I’d watch people nonchalantly rolling cigarettes just steps from the crossfire. A group of battered young people walking arm in arm, saturated with juice, singing “When the Saints Go Marching In” in imperfect but exuberant English. I’d witness several so-called “baptisms,” in which a first-timer, or an arancieri otherwise perceived to be weak, kneels on the ground while a tight circle of his teammates whips overripe oranges at his face from inches away. “Is that blood?” I’d hear one young man ask another, examining his left ear. “It’s blood orange,” the friend clarified. Though I’d see plenty of actual blood too: crusting under nostrils, catching the sunlight on a dark, puffy lip. And from time to time, whenever the throwers aboard the carriages momentarily ran out of oranges, I’d watch them, one by one, raise their empty palms, remove their leather helmets and make a magnificent gesture of clapping for the arancieri on foot — who, just as graciously, returned their applause. There was a lot I found alarming about the Battle of the Oranges or that made me recoil. But this touched me every time: Everyone throwing and being thrown at, working together to have a good time.

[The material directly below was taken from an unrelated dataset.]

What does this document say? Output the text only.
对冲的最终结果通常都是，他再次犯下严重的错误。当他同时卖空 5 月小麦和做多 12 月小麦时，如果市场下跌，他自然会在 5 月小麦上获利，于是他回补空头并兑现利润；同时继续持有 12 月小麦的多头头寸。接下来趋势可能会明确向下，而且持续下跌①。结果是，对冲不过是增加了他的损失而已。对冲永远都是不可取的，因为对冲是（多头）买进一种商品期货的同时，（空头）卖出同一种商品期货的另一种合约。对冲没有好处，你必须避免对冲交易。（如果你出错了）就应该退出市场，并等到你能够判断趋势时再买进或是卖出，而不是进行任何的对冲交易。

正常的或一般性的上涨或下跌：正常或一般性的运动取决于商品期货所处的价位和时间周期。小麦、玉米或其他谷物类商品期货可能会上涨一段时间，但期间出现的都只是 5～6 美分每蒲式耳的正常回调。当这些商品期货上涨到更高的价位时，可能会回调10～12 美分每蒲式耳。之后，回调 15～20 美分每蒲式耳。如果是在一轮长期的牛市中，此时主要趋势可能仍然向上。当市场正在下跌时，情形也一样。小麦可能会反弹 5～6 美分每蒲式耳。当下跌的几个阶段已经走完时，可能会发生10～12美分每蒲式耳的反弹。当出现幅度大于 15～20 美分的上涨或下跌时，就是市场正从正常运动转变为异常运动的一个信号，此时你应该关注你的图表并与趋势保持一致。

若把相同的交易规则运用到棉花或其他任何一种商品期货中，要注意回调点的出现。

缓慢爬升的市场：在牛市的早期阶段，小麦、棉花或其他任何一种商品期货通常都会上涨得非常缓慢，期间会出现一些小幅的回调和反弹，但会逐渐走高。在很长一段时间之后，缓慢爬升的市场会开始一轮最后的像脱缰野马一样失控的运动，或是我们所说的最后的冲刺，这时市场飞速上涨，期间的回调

That said, even minutes into that first skirmish in the Borghetto, I truly couldn’t imagine how everyone could keep it up for three more hours, then do it all again for two more days. The emotions being unleashed, the outpouring of ferocity mixed with joy, seemed unsustainable — a once-in-a-lifetime rush. Besides, the ground was already covered in an electric yellow mash. The juice bled out. The slurry congealed. Soon there would be three to four inches of it carpeting Ivrea’s piazzas end to end, mounds and streaks all over the adjoining streets. It was enough to suction your boots in place if you stood in it too long, enough to close a school district, if the oranges were snow. And when you put your foot down into it, it burped upward like a simmering marinara and splotched the ankles of your pants.
This material turned gray, then brown, in the afternoon air, all while other, fresher oranges kept exploding off foreheads, faces, cheeks and chests and touching down. At any given moment, you’d see bright, recognizable chunks of citrus smushed in at the surface of the mess. It looked exactly like vomit. It looked as if the city itself had thrown up. And somewhere in there, surely, were also pockets of manure from the horses, which, held stationary at the center of the battles, could be seen baring their teeth, then taking a crap.
This was the muck that Ivrea’s street-cleaning machinery would be left to confront, three evenings straight. And though the heroic little brush-trucks succeeded in sucking up the bulk of it, they couldn’t clean everything. They compressed the remnants into the channels between the cobblestones and left a colorless scum coating the surface of the town. It was superslick. Many people — delicate-looking older people, mothers with infants strapped to their chests — tread carefully without complaint. Others took running starts, turned sideways and enjoyed the ride.